The diffusion of cellphones across the globe, and the shift towards networking these, has produced a second tough challenge for diplomacy, which Philip Seib, professor of journalism and public diplomacy at the University of Southern California, has dubbed “real-time diplomacy.”

Every communications revolution has challenged governments and foreign ministries by constricting their decision timeframes. But the point has now been reached where information not only travels instantly from almost anywhere on Earth, but is also democratized. Information is unfiltered by traditional gatekeepers like newspaper, radio, or television editors. Gone are the gentlemen’s agreements between editors and officials to hold back or restrain sensitive reporting. These sorts of traditional approaches are now largely redundant when it’s possible for people like IT consultant Sohaib Athar to live tweet events such as the raid that killed Osama bin Laden.

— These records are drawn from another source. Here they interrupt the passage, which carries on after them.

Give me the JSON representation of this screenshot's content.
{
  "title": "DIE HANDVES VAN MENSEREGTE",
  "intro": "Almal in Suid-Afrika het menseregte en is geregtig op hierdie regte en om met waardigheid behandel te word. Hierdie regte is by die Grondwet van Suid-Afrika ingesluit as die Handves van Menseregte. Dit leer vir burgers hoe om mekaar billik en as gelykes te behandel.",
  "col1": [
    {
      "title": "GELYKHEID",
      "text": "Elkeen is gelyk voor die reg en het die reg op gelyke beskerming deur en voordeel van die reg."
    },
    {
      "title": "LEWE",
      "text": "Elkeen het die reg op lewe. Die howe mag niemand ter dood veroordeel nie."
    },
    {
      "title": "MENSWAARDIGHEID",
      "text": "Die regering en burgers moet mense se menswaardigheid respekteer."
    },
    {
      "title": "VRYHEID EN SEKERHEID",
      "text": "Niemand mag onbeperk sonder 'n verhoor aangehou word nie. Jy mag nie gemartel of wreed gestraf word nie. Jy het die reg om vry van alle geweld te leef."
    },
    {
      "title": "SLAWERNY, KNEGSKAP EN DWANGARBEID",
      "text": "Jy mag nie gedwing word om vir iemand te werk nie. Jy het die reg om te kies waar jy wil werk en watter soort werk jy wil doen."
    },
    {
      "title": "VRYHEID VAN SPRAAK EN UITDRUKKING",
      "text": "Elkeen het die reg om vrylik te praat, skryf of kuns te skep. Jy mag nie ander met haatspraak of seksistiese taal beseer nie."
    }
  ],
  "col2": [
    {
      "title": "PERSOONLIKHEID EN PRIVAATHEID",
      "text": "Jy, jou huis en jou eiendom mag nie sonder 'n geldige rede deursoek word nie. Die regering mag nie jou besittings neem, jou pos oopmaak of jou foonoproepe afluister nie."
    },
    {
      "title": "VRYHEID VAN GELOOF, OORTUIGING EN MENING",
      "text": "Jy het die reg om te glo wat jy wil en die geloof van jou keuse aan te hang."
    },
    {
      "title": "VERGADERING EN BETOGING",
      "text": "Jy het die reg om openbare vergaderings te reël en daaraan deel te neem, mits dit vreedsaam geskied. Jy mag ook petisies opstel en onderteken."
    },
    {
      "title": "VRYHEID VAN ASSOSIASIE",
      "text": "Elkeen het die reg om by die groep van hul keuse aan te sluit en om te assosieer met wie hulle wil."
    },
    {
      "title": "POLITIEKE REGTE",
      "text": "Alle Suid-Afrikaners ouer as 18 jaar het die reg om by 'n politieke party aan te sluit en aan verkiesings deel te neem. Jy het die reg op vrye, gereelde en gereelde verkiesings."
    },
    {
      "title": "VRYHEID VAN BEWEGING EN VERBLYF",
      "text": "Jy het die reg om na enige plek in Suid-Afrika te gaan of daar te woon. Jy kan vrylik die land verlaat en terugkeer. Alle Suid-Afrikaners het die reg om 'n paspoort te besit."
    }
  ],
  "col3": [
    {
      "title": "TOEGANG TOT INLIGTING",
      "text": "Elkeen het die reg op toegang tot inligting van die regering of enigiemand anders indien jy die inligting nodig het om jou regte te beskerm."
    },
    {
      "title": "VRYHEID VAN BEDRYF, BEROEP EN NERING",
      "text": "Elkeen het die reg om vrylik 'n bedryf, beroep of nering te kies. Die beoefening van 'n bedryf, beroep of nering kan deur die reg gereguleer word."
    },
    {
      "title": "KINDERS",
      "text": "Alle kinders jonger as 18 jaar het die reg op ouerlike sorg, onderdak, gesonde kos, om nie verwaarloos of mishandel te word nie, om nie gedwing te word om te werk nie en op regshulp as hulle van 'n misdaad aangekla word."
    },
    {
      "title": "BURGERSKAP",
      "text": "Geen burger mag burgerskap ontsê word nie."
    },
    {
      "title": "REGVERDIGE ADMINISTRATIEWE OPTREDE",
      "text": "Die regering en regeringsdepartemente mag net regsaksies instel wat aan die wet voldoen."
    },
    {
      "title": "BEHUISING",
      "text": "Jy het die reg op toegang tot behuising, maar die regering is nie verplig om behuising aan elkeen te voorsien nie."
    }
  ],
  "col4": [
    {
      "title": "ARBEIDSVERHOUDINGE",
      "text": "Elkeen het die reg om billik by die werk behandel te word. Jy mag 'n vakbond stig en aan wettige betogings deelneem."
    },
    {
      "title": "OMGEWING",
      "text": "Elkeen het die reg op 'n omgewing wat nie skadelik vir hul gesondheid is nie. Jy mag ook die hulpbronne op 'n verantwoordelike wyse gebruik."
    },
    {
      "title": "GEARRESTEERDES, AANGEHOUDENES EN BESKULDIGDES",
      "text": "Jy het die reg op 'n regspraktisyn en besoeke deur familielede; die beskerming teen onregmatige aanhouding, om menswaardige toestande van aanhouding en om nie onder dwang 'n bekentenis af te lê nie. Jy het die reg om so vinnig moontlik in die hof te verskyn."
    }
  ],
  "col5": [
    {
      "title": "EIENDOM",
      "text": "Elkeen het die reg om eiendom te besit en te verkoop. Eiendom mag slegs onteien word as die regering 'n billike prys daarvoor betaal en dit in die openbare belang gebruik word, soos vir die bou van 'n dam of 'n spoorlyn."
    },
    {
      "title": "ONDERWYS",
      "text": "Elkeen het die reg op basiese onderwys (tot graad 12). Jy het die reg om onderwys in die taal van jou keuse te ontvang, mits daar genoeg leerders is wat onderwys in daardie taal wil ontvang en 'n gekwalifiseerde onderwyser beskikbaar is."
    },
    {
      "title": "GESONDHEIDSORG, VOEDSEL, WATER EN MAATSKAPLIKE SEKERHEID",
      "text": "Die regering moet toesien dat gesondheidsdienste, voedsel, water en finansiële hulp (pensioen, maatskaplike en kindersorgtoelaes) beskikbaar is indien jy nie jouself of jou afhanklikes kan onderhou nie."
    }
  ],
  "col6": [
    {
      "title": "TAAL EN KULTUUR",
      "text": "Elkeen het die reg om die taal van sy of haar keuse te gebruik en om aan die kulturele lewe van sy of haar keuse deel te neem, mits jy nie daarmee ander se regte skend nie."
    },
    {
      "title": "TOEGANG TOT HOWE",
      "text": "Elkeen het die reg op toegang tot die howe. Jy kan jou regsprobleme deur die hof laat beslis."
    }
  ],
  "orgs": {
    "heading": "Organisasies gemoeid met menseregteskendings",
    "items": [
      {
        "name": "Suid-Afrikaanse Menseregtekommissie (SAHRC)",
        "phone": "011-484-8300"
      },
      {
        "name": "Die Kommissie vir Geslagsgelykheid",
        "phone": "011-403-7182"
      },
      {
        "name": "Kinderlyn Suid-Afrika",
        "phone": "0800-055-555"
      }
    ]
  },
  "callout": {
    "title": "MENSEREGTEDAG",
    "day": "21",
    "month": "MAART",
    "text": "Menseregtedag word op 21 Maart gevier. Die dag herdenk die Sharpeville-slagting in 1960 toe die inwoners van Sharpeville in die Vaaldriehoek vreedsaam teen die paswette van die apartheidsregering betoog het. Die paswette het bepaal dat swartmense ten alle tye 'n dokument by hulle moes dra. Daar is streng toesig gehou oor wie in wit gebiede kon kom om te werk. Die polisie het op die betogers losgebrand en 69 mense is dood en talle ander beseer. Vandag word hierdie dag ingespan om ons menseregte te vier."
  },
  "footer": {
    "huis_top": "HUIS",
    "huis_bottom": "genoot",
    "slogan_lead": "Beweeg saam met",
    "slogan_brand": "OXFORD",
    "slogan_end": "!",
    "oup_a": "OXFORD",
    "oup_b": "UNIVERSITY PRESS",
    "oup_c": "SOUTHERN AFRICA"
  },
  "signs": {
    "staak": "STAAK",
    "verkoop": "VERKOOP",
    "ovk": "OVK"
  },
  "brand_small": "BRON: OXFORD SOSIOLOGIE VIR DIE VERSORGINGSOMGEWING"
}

Notwithstanding these technological developments, some of this change seems much more dramatic than it really is. The fact that it used to take days or months for information to reach policy-makers did not mean policy-makers had all that time available to formulate a policy and make a decision. Unless policy-makers were actually conveying the information themselves to headquarters, this travel time was dead time, and upon receiving the information, they would still be under pressure to respond in a timely way. Improvements in internal communications also allowed policy-makers to effectively buy time by making processing and transmission more efficient (for example, by replacing hand-written letters with typed letters and typed letters with emails).

It also remains true that for many (probably most) foreign-policy issues, policy-makers are still under no real public pressure to act expeditiously. The public has an extremely high tolerance for the negotiation of tax treaties, free-trade agreements, reciprocal health-care arrangements, and the like. Policy-makers have even been able to drag out global negotiations for years on issues as pressing and potentially catastrophic as climate change.

It is only in a limited number of high-profile issues that decision-making timeframes have been dramatically curtailed.

A third related challenge that Twiplomacy has created for foreign-policy practitioners is the potential for rapid and, in some cases, nation-brand-damaging incidents. Feeding this trend seems to be the fact that journalists in many countries now use social media as a source for breaking news, and as a means of gauging public reaction to events.

Events that in the past might have gone unnoticed beyond a small community now have the potential to explode internationally, causing massive economic losses, and even deaths.

On July 12, 2010, Terry Jones­, a radical reverend from Florida, wrote a series of Tweets attacking Islam, one of which read: “9/11/2010 Int Burn a Koran Day.” He followed that up with a Facebook group soliciting people to join his “Burn a Koran Day.” By September, Al Jazeerareported, “A Facebook page in support of the burning had more than 16,000 fans by Friday and was on the increase, while fans of opponents’ pages numbered in the hundreds of thousands.”

The story spread and the consequences on the ground were very real. The New York Timesreported the fallout from one of the protests the reverend’s actions sparked:

Stirred up by three angry mullahs who urged them to avenge the burning of a Koran at a Florida church, thousands of protesters on Friday overran the compound of the United Nations in this northern Afghan city, killing at least 12 people, Afghan and United Nations officials said.

The dead included at least seven United Nations workers — four Nepalese guards and three Europeans from Romania, Sweden and Norway — according to United Nations officials in New York. 

So, yes, Twiplomacy is changing the traditional diplomatic environment and serious foreign ministries are trying to adapt. How they are doing so varies widely, but one foreign ministry that hasn’t been shy of stepping up to the challenge is the U.S. State Department. The fascinating way it’s using new technologies is the subject of my Brookings Institute paper, “Baked in and Wired: Ediplomacy @ State.”